- Hevela Location within Iran
- Coordinates: 36°33′52″N 53°07′11″E﻿ / ﻿36.56444°N 53.11972°E
- Country: Iran
- Province: Mazandaran
- County: Sari
- District: Central
- City: Sari

Population (2016)
- • Total: 2,784
- Time zone: UTC+3:30 (IRST)

= Hevela =

Neighborhood in Mazandaran province, Iran

Hevela (هولا) (Note: Also romanized as Hevelā; also known as Hevelā-ye Bālā and Hevelā-ye Pā’īn) is an eastern suburb of Sari city in Sari County, Mazandaran province, Iran. It is the easternmost neighborhood in the urban area, with Zoghal Chal neighborhood to its west and Ab Bandan Sar village and Road 22 to its south.

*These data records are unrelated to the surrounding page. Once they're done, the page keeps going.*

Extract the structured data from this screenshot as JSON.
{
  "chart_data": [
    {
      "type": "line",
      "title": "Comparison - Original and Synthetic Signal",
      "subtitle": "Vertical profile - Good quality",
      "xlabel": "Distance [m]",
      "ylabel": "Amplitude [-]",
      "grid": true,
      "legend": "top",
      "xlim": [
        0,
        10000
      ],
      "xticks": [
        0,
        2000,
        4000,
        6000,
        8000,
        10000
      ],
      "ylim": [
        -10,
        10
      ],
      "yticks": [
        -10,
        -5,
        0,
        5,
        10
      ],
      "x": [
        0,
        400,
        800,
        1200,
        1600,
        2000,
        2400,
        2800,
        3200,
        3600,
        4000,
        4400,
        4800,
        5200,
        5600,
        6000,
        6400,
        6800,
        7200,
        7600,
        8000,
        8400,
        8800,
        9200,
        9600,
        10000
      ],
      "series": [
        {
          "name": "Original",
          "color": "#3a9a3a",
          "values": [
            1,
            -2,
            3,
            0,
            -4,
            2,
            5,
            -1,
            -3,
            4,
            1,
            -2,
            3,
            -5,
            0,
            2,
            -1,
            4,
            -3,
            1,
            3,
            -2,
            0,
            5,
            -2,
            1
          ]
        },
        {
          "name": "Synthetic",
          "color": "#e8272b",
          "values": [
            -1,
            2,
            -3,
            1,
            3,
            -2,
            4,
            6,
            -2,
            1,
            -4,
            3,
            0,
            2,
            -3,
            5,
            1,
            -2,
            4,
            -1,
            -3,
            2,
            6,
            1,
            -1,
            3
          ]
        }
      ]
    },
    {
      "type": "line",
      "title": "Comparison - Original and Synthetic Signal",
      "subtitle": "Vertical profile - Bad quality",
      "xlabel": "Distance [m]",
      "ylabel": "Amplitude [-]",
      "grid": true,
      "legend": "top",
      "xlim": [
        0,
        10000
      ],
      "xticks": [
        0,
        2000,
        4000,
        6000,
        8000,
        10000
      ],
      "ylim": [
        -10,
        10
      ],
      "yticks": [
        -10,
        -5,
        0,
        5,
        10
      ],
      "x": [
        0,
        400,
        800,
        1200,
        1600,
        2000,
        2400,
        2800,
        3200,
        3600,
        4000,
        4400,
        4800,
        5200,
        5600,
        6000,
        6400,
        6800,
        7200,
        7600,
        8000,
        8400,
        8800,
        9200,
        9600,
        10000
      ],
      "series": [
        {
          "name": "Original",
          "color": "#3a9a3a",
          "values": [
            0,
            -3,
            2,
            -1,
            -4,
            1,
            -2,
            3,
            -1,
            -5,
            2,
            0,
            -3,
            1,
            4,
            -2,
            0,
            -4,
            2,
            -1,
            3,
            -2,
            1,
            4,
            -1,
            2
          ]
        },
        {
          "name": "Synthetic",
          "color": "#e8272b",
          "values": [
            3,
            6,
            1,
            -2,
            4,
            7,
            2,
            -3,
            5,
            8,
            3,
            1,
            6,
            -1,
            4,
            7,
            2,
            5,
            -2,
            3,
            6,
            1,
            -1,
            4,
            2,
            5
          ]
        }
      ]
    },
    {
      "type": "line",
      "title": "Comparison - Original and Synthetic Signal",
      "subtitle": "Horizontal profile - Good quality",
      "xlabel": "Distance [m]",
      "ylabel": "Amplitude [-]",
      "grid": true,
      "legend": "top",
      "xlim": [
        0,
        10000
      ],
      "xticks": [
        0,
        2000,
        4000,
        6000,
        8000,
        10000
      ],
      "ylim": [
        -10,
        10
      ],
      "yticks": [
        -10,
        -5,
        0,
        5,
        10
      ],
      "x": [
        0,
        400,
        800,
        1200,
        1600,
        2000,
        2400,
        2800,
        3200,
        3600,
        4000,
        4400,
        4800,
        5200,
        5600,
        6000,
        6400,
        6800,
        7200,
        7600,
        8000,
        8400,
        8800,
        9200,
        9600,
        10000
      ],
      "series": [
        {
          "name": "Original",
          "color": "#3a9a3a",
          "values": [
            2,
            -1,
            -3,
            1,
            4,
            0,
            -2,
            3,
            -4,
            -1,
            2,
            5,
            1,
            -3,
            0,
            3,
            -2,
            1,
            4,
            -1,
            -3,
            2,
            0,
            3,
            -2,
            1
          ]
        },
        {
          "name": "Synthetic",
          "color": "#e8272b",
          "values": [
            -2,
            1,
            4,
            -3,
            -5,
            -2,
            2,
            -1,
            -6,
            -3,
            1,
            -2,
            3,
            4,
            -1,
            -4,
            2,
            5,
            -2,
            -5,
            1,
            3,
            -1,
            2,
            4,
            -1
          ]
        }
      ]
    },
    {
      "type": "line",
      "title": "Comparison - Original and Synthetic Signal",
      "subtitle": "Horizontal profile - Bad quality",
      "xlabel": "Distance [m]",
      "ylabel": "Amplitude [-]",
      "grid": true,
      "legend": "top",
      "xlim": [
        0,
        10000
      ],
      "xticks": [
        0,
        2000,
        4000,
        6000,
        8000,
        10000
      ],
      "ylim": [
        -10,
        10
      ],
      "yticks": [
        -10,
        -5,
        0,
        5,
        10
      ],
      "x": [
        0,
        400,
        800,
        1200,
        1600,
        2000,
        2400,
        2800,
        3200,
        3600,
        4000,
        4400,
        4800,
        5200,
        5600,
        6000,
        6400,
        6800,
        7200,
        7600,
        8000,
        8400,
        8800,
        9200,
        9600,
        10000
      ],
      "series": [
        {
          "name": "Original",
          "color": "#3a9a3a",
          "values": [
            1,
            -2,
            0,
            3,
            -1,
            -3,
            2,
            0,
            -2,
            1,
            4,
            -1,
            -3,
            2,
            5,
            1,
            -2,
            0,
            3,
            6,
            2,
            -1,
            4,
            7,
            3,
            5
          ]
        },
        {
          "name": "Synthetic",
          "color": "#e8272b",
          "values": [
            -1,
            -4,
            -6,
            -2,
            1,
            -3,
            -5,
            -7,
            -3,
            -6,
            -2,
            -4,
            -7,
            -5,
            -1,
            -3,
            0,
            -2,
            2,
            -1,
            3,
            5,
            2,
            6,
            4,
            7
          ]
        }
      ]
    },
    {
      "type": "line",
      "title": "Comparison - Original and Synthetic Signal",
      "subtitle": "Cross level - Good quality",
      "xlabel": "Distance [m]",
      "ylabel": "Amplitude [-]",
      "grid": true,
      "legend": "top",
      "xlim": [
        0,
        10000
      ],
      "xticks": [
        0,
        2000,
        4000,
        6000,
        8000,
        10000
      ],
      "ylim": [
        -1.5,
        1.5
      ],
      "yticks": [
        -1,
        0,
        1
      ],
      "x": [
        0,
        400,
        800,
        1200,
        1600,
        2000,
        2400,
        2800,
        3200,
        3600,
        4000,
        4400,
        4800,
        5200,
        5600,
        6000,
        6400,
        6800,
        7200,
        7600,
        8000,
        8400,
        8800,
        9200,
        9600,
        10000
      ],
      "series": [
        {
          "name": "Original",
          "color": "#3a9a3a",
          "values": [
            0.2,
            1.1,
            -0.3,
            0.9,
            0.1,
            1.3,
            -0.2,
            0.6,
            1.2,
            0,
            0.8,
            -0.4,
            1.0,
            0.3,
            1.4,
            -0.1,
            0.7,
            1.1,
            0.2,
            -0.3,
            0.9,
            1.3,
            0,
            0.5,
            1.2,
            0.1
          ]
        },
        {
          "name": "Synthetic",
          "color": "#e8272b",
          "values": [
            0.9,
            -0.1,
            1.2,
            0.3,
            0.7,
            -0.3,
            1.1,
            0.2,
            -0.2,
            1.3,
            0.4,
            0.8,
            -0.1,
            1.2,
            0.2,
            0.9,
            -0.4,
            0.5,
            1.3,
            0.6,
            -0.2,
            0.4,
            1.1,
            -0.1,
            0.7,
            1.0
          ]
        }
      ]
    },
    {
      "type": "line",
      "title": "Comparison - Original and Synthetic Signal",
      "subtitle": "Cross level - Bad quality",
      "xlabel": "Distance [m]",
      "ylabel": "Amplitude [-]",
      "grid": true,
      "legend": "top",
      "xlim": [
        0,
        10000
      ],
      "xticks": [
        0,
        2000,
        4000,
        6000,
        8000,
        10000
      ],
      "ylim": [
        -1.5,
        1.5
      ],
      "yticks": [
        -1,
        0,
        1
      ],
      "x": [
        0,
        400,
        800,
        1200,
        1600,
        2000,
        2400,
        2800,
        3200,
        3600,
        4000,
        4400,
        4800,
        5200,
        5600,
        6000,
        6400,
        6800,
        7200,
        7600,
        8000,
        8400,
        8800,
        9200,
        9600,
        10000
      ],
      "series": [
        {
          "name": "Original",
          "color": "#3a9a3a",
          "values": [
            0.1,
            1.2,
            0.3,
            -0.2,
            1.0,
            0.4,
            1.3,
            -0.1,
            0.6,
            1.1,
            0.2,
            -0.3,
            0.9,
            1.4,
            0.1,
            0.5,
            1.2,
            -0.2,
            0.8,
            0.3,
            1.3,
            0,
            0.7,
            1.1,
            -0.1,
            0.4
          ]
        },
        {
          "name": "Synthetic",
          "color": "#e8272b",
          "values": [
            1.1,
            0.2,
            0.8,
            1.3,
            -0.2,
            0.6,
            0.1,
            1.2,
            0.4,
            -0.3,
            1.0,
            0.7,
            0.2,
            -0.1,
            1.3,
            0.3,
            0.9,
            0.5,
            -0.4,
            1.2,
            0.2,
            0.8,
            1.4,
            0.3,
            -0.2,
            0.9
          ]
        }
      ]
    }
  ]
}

It was formerly a village in Miandorud-e Kuchak Rural District of the Central District.

==Demographics==
===Population===
At the time of the 2006 National Census, the village's population was 2,384 in 597 households. The following census in 2011 counted 2,511 people in 698 households. The 2016 census measured the population of the village as 2,784 people in 868 households.

Hevela and Zoghal Chal were incorporated into the 1st District of Sari city's municipality in 2017.